知らないと大損…! 2023年、「消費税」のルール激変で生まれる「落とし穴」

個人事業主・フリーランスは苦境に…
2023年10月から、消費税の仕組みが大きく変わる。フリーランスの人や個人事業主は、気をつけないと「大打撃を受ける」かもしれないのだ。「落とし穴」とも呼びうる新しい「インボイス制度」について、新刊『マンガ 会社員より得をする!? フリーランス・個人事業主が賢く生きるマネー術』からマンガ付で解説しよう。

※情報は書籍出版時の10月1日時点のものです。

 

消費税の仕組みと免税事業者による益税

事業者は(原則として)消費税を国に納付する義務があります。しかし、事業者は納付を行いますが、消費税の負担はしていません。あくまで消費税を負担しているのは消費者です。

消費者が商品やサービスの代金を支払うたびに、国に消費税を納付するというのは現実的ではありません。そこで、商品やサービスを提供する事業者が、消費者から消費税額を一旦預かって国へ届ける「収納代行業者」のような役割を担っているのです。

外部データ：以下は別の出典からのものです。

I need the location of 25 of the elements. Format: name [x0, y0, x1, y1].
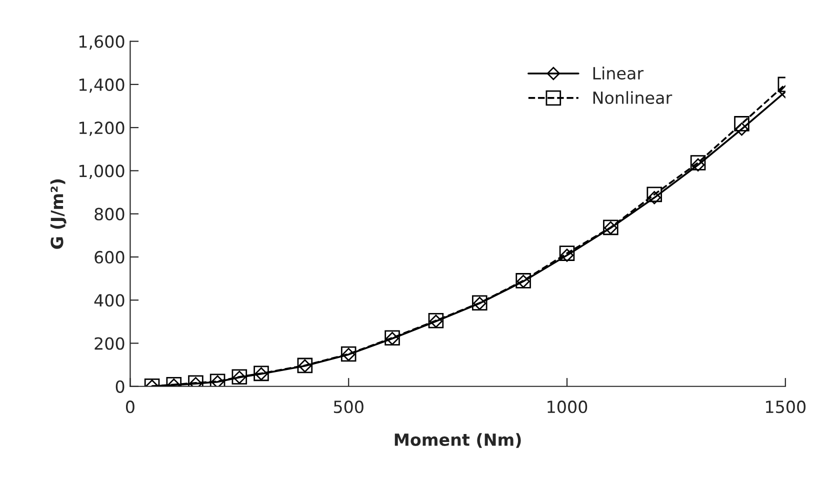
legend-label: Nonlinear: [593, 91, 672, 104]
x-tick-label: 1500: [766, 400, 806, 414]
point: [734, 116, 750, 132]
y-axis-title: G (J/m²): [50, 179, 66, 249]
point: [735, 122, 748, 136]
y-tick-label: 0: [116, 380, 124, 393]
y-tick-label: 200: [94, 337, 124, 350]
point: [690, 155, 706, 170]
point: [648, 191, 661, 204]
y-tick-label: 800: [94, 208, 124, 220]
point: [691, 158, 705, 172]
x-tick-label: 1000: [548, 400, 588, 414]
x-tick-label: 0: [126, 400, 134, 414]
point: [646, 186, 662, 202]
legend-label: Linear: [593, 66, 644, 80]
y-tick-label: 1,200: [79, 122, 124, 136]
y-tick-label: 400: [94, 294, 124, 307]
y-tick-label: 600: [94, 250, 124, 264]
point: [559, 246, 575, 261]
y-tick-label: 1,400: [79, 78, 124, 93]
y-tick-label: 1,000: [79, 164, 124, 179]
point: [560, 248, 574, 262]
y-tick-label: 1,600: [79, 35, 124, 50]
x-tick-label: 500: [334, 400, 364, 414]
x-axis-title: Moment (Nm): [394, 433, 521, 448]
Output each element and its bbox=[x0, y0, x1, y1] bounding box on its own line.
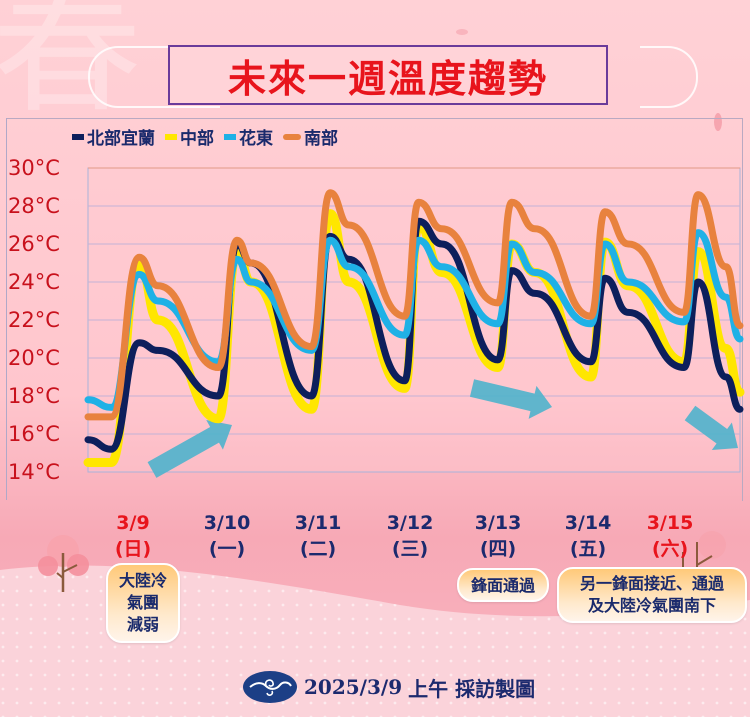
legend-swatch-navy-icon bbox=[72, 133, 84, 140]
trend-arrow-icon bbox=[147, 419, 233, 478]
footer-date: 2025/3/9 bbox=[304, 675, 403, 699]
legend-item-east: 花東 bbox=[224, 124, 273, 149]
note-cold-air-weakening: 大陸冷 氣團 減弱 bbox=[106, 563, 180, 643]
day-date: 3/11 bbox=[294, 512, 342, 534]
legend-swatch-blue-icon bbox=[224, 133, 236, 140]
trend-arrow-icon bbox=[684, 405, 739, 450]
day-weekday: (一) bbox=[208, 538, 246, 560]
footer-credit: 2025/3/9 上午 採訪製圖 bbox=[242, 670, 535, 704]
day-label: 3/14 (五) bbox=[548, 510, 628, 562]
day-weekday: (二) bbox=[299, 538, 337, 560]
y-tick-label: 14°C bbox=[8, 460, 60, 484]
series-line-3 bbox=[84, 189, 744, 421]
day-weekday: (四) bbox=[479, 538, 517, 560]
note-line: 鋒面通過 bbox=[470, 576, 535, 595]
day-weekday: (六) bbox=[651, 538, 689, 560]
title-box: 未來一週溫度趨勢 bbox=[168, 45, 608, 105]
day-weekday: (五) bbox=[569, 538, 607, 560]
y-tick-label: 24°C bbox=[8, 270, 60, 294]
chart-legend: 北部宜蘭 中部 花東 南部 bbox=[72, 124, 338, 149]
title-decoration-left bbox=[88, 46, 220, 108]
day-date: 3/15 bbox=[646, 512, 694, 534]
page-title: 未來一週溫度趨勢 bbox=[227, 56, 548, 101]
y-tick-label: 18°C bbox=[8, 384, 60, 408]
background-spring-character: 春 bbox=[0, 0, 143, 134]
day-label: 3/9 (日) bbox=[93, 510, 173, 562]
note-line: 氣團 bbox=[126, 593, 159, 612]
day-date: 3/14 bbox=[564, 512, 612, 534]
note-front-passing: 鋒面通過 bbox=[457, 568, 549, 602]
note-line: 大陸冷 bbox=[118, 571, 167, 590]
day-date: 3/10 bbox=[203, 512, 251, 534]
legend-item-north: 北部宜蘭 bbox=[72, 124, 155, 149]
footer-text: 上午 採訪製圖 bbox=[408, 676, 536, 701]
y-tick-label: 26°C bbox=[8, 232, 60, 256]
day-label: 3/13 (四) bbox=[458, 510, 538, 562]
y-tick-label: 28°C bbox=[8, 194, 60, 218]
day-date: 3/12 bbox=[386, 512, 434, 534]
y-tick-label: 16°C bbox=[8, 422, 60, 446]
legend-label: 花東 bbox=[239, 129, 273, 149]
legend-label: 南部 bbox=[304, 129, 338, 149]
day-label: 3/12 (三) bbox=[370, 510, 450, 562]
chart-frame bbox=[6, 118, 743, 501]
y-tick-label: 20°C bbox=[8, 346, 60, 370]
note-line: 及大陸冷氣團南下 bbox=[587, 596, 716, 615]
tree-decoration-left-icon bbox=[38, 535, 89, 592]
day-weekday: (三) bbox=[391, 538, 429, 560]
day-label: 3/10 (一) bbox=[187, 510, 267, 562]
legend-swatch-yellow-icon bbox=[165, 133, 177, 140]
y-tick-label: 22°C bbox=[8, 308, 60, 332]
legend-label: 中部 bbox=[180, 129, 214, 149]
day-date: 3/13 bbox=[474, 512, 522, 534]
day-label: 3/15 (六) bbox=[630, 510, 710, 562]
legend-label: 北部宜蘭 bbox=[87, 129, 155, 149]
trend-arrow-icon bbox=[469, 379, 552, 419]
day-label: 3/11 (二) bbox=[278, 510, 358, 562]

具体的には、商品の生産者、卸売業者、小売業者などの事業者は、それぞれが売上に伴い消費税額を預かり、仕入れなどに伴い消費税の支払いをします。

Photo by iStock

この売上などで受け取った消費税(預かった消費税額)から自分が仕入れなどで支払った消費税を差し引いた金額を国に納めることになるのです。

ほとんどの商品の販売やサービスの提供などは、消費税の課税対象となりますが、中には「消費」という概念になじまない給料や保険料、あるいは生活の基盤であるとの配慮から保険診療による医療費や住宅の家賃など、消費税の課税対象とならない取引もあります。これらの判定は非常に煩雑で、規模の小さい事業者が正しい経理処理や消費税の申告をするというのは、負担が大きいといえます。